今日のアトリエ - 2020.08.30(ポケットの窓から)


はる 7062
 本来の芸道は生き様であるから、飼われてしまうとただの業師になってしまう。もっとも権力者と芸能者というのは千利休のころから相反するものだったな。権力者は従わせようととするし、芸能者はあくまで自由を主張する。
 最近吉本興業が権力者から金をもらって政府の広報支援にまわったようだけど、落ちている物を拾ったぐらいの感覚でお金をもらうのはいいのだけれど、飼われてしまうと芸能ではなくなるな。そういった意味で奨学金や援助金や助成金も慎重でなければならない。
 「地盤・看板・看板」というのは政治屋の話だが、人間が集まるところには似たり寄ったりの政治が生まれる。一番は血族つながりであり、子弟つながり、学閥、地域閥、門閥。どれもこれもおおいなる勘違いだな。基本的に人間の本能というのは第一は自己保身であり、次は自分の分身を残すことであるから、一概に否定はできないのだけれどあまりにも露骨に見せられると嫌になるな。

 こんなことを書きたかったわけじゃない。
 例えば最近銀座の画廊がこんなことを始めた。何か一つのコンセプトで集めた作家ではなくただ単に営業上の理由で出来るだけたくさんの作家に声をかけて回答のあった作家、50人くらいを一まとめにして「新進気鋭の作家たち」みたいなタイトルをつけて企画する。だから作品に何の傾向もなく、コンセプトもない、ガラクタを寄せ集めたような展覧会になる。それでも地方の作家にとっては格安の値段で銀座でグループ展を開催したという経歴にはなるわけで、どちらにもそれなりのメリットがあるので流行ってきた。まぁ趣味で初めてどこかで発表したいというのであれば、それはそれでいいのだけれどね。

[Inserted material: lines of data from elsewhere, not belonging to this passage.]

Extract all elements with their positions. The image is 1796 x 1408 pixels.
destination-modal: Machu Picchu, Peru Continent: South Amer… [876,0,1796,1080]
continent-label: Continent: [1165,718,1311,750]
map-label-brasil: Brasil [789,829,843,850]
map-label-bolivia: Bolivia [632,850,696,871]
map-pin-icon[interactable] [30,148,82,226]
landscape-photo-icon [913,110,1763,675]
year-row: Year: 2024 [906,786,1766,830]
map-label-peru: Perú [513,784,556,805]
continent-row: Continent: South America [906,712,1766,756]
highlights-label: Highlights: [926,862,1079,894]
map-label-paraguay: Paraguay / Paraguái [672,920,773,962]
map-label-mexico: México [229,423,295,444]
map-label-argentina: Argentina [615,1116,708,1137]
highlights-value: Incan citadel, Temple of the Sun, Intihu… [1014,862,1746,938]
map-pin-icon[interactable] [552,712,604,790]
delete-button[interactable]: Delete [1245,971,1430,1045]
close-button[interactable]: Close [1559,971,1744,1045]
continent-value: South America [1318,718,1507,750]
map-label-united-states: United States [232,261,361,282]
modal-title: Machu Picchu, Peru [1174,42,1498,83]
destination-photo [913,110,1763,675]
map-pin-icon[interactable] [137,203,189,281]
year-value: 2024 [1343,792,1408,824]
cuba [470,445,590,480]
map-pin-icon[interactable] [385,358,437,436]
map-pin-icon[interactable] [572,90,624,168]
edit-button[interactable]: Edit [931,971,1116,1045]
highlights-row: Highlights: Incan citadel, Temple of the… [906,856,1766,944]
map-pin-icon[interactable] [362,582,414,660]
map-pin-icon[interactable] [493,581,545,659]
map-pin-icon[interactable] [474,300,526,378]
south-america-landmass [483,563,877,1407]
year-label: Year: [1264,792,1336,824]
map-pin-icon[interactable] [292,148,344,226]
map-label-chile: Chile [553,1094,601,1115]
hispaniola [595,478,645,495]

 公募展なんかも今はそういった趣味で描いている人たちの発表の場となっているわけで、入選や受賞したからといって自己満足にしかならない。会員だからプロの作家かといえばほとんどの場合、学校の先生かカルチャーの先生で食いつないでいるセミプロばかりだ。絵を描く人口の底辺を広げるという意味では大いに役立ってはいるけれど、そこでどんなに頑張ってもプロの作家とは言えない。